Unnamed: 0,tconst,titleType,primaryTitle,originalTitle,startYear,runtimeMinutes,genres,averageRating,numVotes,ordering,nconst,category,primaryName,primaryProfession
0,tt0000009,movie,Miss Jerry,Miss Jerry,1894.0,45,Romance,5.3,204,1,nm0063086,actress,Blanche Bayliss,actress
1,tt0000009,movie,Miss Jerry,Miss Jerry,1894.0,45,Romance,5.3,204,2,nm0183823,actor,William Courtenay,actor
2,tt0019859,movie,Evidence,Evidence,1929.0,70,"Crime,Drama,Romance",7.3,27,3,nm0183823,actor,William Courtenay,actor
3,tt0020403,movie,Show of Shows,The Show of Shows,1929.0,128,"Comedy,Music",5.8,454,2,nm0183823,actor,William Courtenay,actor
4,tt0000009,movie,Miss Jerry,Miss Jerry,1894.0,45,Romance,5.3,204,3,nm1309758,actor,Chauncey Depew,"actor,writer"


# Modelagem

## Separação dos dados. 
Esta etapa será feita a separação dos dados entre features e labels para construção dos modelos supervisionados
onde:
- y: Vetor com as labels
- X: Matriz das features. 

Para matrix das features foram removidas colunas redundates ou com alta correlação

In [7]:
y = movie_df['averageRating']
X = movie_df.drop(labels=['tconst','titleType', 'primaryTitle', 'averageRating', 'primaryProfession'], axis=1)

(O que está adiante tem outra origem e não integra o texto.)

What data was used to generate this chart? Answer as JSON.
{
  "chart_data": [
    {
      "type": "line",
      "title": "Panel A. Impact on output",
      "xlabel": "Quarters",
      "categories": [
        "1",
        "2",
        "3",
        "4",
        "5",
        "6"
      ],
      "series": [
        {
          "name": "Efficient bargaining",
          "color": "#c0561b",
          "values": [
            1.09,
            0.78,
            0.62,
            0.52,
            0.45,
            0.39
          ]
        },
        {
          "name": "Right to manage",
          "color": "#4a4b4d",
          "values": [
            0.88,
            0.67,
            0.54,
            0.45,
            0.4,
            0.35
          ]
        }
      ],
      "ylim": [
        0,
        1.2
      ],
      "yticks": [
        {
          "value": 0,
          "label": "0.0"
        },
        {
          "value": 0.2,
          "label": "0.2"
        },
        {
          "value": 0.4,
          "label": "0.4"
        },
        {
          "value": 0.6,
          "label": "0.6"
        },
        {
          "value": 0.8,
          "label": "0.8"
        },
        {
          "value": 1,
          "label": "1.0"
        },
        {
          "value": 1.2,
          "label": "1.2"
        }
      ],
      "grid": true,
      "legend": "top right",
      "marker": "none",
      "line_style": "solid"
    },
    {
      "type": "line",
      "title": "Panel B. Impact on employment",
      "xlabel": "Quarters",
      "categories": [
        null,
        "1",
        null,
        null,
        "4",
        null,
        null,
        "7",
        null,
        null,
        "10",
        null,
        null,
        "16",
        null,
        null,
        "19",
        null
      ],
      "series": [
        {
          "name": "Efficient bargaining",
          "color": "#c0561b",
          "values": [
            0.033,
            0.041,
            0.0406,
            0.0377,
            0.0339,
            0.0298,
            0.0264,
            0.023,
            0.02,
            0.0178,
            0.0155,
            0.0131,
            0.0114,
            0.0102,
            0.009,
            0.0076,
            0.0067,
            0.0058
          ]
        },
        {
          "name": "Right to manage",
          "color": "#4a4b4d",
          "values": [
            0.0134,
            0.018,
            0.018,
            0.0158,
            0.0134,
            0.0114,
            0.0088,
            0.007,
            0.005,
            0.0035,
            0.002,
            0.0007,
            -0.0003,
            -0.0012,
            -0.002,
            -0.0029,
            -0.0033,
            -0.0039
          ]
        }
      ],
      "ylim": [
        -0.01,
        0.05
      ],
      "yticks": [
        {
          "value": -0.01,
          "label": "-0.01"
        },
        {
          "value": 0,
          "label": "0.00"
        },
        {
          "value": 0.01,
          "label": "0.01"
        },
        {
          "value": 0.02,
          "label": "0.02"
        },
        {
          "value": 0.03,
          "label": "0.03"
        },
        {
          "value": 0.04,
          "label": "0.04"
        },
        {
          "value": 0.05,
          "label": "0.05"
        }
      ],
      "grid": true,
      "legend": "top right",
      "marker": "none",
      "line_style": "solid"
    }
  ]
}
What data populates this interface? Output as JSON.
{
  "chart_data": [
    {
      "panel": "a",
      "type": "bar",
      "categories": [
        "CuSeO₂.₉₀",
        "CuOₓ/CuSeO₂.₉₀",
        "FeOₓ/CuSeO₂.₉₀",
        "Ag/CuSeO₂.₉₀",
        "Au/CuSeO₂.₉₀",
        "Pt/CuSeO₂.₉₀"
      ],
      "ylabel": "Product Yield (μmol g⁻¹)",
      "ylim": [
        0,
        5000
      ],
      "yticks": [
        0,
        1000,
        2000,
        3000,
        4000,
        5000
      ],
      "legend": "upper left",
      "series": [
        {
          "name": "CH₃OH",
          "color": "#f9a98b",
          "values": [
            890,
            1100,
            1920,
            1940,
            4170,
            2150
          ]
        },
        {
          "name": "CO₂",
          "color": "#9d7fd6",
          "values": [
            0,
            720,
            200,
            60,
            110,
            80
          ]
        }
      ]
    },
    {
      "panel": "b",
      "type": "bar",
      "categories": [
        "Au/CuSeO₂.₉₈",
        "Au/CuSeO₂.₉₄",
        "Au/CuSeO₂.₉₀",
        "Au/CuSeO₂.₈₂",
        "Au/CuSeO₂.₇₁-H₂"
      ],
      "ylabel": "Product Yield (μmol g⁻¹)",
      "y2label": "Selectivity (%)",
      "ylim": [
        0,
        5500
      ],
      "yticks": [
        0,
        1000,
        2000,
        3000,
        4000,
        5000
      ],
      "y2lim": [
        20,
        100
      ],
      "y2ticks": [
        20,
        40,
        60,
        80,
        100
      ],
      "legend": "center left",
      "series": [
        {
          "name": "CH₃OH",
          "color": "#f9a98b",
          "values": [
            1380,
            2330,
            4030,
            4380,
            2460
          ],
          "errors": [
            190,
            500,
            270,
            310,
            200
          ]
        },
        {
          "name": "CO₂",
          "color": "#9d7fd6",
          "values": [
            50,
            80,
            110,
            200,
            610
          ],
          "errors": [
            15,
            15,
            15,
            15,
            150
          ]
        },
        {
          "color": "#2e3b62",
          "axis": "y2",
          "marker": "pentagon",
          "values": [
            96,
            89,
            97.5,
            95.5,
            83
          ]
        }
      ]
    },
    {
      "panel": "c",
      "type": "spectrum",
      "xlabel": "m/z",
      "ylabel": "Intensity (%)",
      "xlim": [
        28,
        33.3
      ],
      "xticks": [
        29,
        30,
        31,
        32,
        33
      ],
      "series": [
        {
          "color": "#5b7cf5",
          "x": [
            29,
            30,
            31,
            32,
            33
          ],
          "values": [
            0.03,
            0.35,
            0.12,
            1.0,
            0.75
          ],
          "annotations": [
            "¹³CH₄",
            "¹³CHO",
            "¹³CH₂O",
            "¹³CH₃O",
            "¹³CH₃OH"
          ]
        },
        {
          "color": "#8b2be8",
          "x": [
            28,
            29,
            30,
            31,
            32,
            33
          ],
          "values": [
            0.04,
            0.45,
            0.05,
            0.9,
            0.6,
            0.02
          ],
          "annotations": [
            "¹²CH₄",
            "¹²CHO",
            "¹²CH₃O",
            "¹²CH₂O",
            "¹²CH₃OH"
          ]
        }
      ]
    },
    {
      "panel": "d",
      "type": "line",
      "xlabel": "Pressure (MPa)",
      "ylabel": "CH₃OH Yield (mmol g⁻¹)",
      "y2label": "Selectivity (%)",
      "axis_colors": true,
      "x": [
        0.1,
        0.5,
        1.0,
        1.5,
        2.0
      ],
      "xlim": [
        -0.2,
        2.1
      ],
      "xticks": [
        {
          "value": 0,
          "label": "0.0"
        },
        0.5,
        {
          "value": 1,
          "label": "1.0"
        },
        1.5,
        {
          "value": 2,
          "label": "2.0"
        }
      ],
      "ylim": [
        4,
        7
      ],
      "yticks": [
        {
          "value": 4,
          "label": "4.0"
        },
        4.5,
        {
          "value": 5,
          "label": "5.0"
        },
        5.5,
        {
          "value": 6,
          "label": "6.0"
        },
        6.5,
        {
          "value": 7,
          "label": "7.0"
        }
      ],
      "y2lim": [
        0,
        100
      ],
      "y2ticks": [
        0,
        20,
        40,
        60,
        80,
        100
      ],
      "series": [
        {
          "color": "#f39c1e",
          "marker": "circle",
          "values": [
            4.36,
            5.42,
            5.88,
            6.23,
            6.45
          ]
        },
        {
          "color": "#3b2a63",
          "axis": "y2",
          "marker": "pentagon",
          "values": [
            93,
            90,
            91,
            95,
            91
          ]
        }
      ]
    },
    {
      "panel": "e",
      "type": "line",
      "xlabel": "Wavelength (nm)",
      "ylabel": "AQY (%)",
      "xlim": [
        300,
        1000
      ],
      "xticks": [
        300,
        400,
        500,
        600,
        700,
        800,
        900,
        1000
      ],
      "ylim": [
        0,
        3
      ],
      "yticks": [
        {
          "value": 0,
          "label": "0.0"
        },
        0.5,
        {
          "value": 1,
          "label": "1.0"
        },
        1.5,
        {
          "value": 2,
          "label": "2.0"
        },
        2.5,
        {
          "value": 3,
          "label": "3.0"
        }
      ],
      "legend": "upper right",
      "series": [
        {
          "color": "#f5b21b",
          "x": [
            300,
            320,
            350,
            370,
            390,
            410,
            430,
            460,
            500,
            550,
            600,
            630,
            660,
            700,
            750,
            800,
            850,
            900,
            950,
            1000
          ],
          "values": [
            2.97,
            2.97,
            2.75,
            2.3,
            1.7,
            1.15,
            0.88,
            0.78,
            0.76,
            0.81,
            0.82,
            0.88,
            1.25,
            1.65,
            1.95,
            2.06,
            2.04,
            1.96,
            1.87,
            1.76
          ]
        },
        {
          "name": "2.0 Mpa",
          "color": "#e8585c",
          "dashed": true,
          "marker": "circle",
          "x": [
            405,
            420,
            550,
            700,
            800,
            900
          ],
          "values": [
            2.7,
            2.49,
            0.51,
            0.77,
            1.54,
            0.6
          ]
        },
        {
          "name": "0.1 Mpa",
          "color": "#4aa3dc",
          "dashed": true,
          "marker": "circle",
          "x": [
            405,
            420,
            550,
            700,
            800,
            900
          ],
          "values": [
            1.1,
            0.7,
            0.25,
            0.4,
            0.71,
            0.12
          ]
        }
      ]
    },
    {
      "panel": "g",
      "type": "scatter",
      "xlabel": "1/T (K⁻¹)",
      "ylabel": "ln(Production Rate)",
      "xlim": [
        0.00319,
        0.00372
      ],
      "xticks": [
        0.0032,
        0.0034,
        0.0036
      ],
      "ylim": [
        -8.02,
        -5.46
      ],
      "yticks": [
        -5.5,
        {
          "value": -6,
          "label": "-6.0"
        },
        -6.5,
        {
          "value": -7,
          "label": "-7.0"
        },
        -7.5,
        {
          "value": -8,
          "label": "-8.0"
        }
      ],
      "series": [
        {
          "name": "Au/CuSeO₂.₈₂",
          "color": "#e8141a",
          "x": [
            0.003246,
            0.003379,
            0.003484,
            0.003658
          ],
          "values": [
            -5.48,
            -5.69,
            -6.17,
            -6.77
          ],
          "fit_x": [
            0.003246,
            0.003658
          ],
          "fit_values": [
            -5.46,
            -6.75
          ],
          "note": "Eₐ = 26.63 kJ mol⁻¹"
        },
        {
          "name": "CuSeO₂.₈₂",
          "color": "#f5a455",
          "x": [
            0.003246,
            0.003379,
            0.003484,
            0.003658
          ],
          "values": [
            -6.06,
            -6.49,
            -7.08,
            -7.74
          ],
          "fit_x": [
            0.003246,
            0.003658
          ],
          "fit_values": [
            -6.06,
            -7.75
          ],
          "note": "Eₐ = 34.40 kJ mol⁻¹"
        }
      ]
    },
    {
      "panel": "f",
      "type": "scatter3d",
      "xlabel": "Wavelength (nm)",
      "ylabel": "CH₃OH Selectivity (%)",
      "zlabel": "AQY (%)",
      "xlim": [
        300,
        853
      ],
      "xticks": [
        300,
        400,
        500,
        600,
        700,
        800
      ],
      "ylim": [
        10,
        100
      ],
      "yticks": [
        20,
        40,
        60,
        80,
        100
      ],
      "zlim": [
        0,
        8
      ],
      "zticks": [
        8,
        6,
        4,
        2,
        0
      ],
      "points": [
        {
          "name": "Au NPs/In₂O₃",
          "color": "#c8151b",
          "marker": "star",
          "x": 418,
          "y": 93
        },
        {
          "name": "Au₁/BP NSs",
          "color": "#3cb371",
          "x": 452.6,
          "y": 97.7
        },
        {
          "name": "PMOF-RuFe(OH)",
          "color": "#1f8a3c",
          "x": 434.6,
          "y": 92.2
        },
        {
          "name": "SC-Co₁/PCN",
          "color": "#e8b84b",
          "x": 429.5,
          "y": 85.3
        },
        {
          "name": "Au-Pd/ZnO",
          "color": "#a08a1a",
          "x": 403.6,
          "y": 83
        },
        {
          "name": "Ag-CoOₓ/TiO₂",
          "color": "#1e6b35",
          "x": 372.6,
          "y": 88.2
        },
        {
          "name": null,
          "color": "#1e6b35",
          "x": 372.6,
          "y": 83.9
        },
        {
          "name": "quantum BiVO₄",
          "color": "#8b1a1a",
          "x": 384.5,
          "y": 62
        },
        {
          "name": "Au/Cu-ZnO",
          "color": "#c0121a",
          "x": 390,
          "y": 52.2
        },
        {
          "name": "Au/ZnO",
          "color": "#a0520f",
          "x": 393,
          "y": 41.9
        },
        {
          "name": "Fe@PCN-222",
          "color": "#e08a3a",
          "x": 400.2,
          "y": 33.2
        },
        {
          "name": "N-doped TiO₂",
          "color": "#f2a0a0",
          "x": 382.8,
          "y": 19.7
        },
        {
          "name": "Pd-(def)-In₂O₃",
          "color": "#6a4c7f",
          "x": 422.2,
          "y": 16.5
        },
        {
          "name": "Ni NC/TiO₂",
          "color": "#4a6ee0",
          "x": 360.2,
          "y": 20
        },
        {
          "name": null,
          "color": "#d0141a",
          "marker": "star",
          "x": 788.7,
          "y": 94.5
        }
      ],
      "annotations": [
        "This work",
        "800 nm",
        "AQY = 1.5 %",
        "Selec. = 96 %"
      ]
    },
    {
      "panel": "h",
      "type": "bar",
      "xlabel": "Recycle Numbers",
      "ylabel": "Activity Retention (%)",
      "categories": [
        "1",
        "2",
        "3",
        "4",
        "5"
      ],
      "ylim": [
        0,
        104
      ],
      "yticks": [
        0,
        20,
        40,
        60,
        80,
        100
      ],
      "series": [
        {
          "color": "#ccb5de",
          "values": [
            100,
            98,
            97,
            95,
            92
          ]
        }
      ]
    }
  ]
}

## Construção do Pipeline de Pré processamento 
Etapa responsável para construção de etapas para lidar com features de tipos categórias e numéricas.

*Obs. Embora neste tutorial serão utilizados modelos baseados em árvores, esta etapa será mantida para utilização de futuros modelos.*


In [8]:
from sklearn.preprocessing import OrdinalEncoder, StandardScaler
from sklearn.compose import make_column_selector, make_column_transformer, ColumnTransformer
from sklearn.pipeline import Pipeline, make_pipeline

# Features categóricas
cat_features = make_pipeline(
        (OrdinalEncoder(handle_unknown='use_encoded_value',unknown_value=-1))
)

# Features numéricas
num_features = make_pipeline(
    (StandardScaler())
)

# Pipeline de pré processamento das features
preproc = ColumnTransformer(transformers=[
                        ('cat_feat', cat_features, make_column_selector(dtype_include=object)),
                        ('num_feat', num_features, make_column_selector(dtype_include=np.number) )
                         ])

## Divisão treino-teste

In [9]:
from sklearn.model_selection import train_test_split

X_train, X_test, y_train, y_test = train_test_split(X, y,
                                                    test_size=0.4,
                                                    shuffle=True,
                                                    random_state=42)

## Treinamento

#### Construção do modelo
Será criado um novo Pipeline unindo a etapa de préprocessamento como o modelo de regressão, além disso será utilizado uma pequena busca de hiperâmetros. 

In [10]:
# Instaciando o modelo de regressão
from xgboost import XGBRegressor

regressor = XGBRegressor(tree_method='gpu_hist',
                         random_state=42)

In [11]:
model_pipeline = Pipeline(steps=[
    ('preprocessing', preproc),
    ('regressor', regressor)
])

In [12]:
from sklearn.experimental import enable_halving_search_cv
from sklearn.model_selection import HalvingGridSearchCV

param_grid = {'regressor__n_estimators':[50,100],
              'regressor__max_depth':[3,5],
              'regressor__learning_rate':[0.1, 0.5]           
}

search = HalvingGridSearchCV(model_pipeline,
                             param_grid=param_grid,
                             cv=3,
                             random_state=42,
                             n_jobs=-1,
                             refit=True,
                             scoring='neg_mean_squared_error')

### treino

In [13]:
search.fit(X_train, y_train)

#### Melhores parâmetros selecionados e métricas durante o k-fold

In [14]:
print(search.best_params_)

{'regressor__learning_rate': 0.5, 'regressor__max_depth': 5, 'regressor__n_estimators': 50}


In [15]:
index = search.best_index_
results = search.cv_results_

mean_score = results['mean_test_score'][index]
std_score  = results['std_test_score'][index]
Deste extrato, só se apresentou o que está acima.